I’m pretty sure that this is the most frustrating part of the whole MTHFR shebang. Not the crazy symptoms, the issues if we take too much methylfolate, the dietary changes, or the problems we have from MTHFR in the first place, but the tooth-grindingly frustrating requirement for patience.

I am not a patient person. My nature is to rush headlong into everything, and consequences be damned. It’s actually a family trait – my grandfather once rear-ended a moving vehicle the highway because they weren’t going fast enough. Of course, both vehicles were land-yachts, as was the norm at the time, so the worst that came of it was a very startled driver in the other car. My mother physically can’t stand still, and if there are more than two people standing in one place then it’s a line, and she’s not interested.

My family is not good at resting on our literal or proverbial laurels.

Interestingly, this is a trait shared with many MTHFR folks, which always makes me question whether the universe actually is some giant cosmic joke – a huge “gotcha!” situation in which every human is required to muscle through the tasks that are the hardest for them as individuals to tolerate. It certainly seems to be the case with MTHFR, because so many of us like to push forward and push through, and we are generally capable of doing so.

In general, MTHFR folks fall into two categories, or basic states. Those are overmethylators and undermethylators. If you don’t remember what I’m talking about, this is your MTHFR basic state and represents the two halves of the MTHFR coin. Both faces of this coin have many commonalities, but the differences come down to whether your body likely overmethylates your DNA or undermethylates it. Another way to look at the whole thing is by looking at your histamine levels. Both sides of this coin react to lots of things in the outside world, but undermethylators react in a high histamine way – picture sneezing, hives, watery nose, itchy eyes. Overmethylators react in a low histamine way – think constantly blocked nose, allergy headaches or muscle pains, chemical sensitivites. This idea was proposed and researched by Dr. Wash of the Walsh Research Institute. To brush up on the basics, follow this link to S1E16 on MTHFR basic states.

Overmethylators

Overmethylating MTHFR folks are known to push themselves through all manner of agony for their passion project of the moment. Typically, it is some kind of activism, some sort of making the world better, something that helps others, or an art form they are offering to the world. It could be a skill taken to the level of art or anything these amazing MTHFR folks choose to push forward. If you want more detail on overmethylation, check S1E31 which did a deep dive into the state of overmethylators.

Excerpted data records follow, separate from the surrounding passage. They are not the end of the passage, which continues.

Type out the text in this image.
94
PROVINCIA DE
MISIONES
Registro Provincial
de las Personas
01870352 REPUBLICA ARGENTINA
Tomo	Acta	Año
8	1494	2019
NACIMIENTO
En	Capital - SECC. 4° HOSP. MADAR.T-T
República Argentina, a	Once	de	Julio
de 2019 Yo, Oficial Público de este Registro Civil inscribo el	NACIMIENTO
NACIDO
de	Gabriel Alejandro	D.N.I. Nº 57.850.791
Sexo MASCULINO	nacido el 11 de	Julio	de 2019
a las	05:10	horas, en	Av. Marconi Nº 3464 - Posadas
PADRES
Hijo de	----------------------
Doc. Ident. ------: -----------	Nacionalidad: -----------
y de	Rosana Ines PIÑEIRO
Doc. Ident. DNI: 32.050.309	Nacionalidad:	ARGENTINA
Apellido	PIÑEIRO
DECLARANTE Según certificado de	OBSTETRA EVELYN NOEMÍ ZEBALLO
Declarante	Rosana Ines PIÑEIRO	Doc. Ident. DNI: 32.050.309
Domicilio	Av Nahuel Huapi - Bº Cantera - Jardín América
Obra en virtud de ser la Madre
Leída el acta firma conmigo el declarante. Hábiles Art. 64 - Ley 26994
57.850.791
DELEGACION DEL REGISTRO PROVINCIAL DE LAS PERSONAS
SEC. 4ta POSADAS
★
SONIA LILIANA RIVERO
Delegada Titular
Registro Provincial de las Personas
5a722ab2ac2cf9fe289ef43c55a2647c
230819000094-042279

Overmethylators, you’ll recall, tend to excel at the things they’re interested in and the rest of it can go hang. These are often the brilliant children whose parents don’t understand how they can know and understand every map, level, move, and function in a complex video game, but won’t learn to read. These MTHFR folks aren’t concerned with doing well at everything, but they will go above and beyond at the things that interest them. These are the folks who forget to eat, sleep, or do anything while they’re in the flow of their work or interest. As a whole, patience isn’t the watchword here.

Undermethylators

Sadly, patience isn’t something these people possess in great quantity either. Undermethylators are our perfectionists and overachievers and they make up about 45% of the population. There are also people who are methylation neutral, but people with MTHFR mutation tend not to be. Undermethylators are the people who will push themselves until they collapse to be the best at whatever it is that they do. They’re the prima ballerinas, the professional athletes, the CEOs, and the people who generally push until they are the best that they can be at everything they do. They are typically perfectionists and expect themselves to excel at everything. If you want a refresher on undermethylators, it can be found in S1E32.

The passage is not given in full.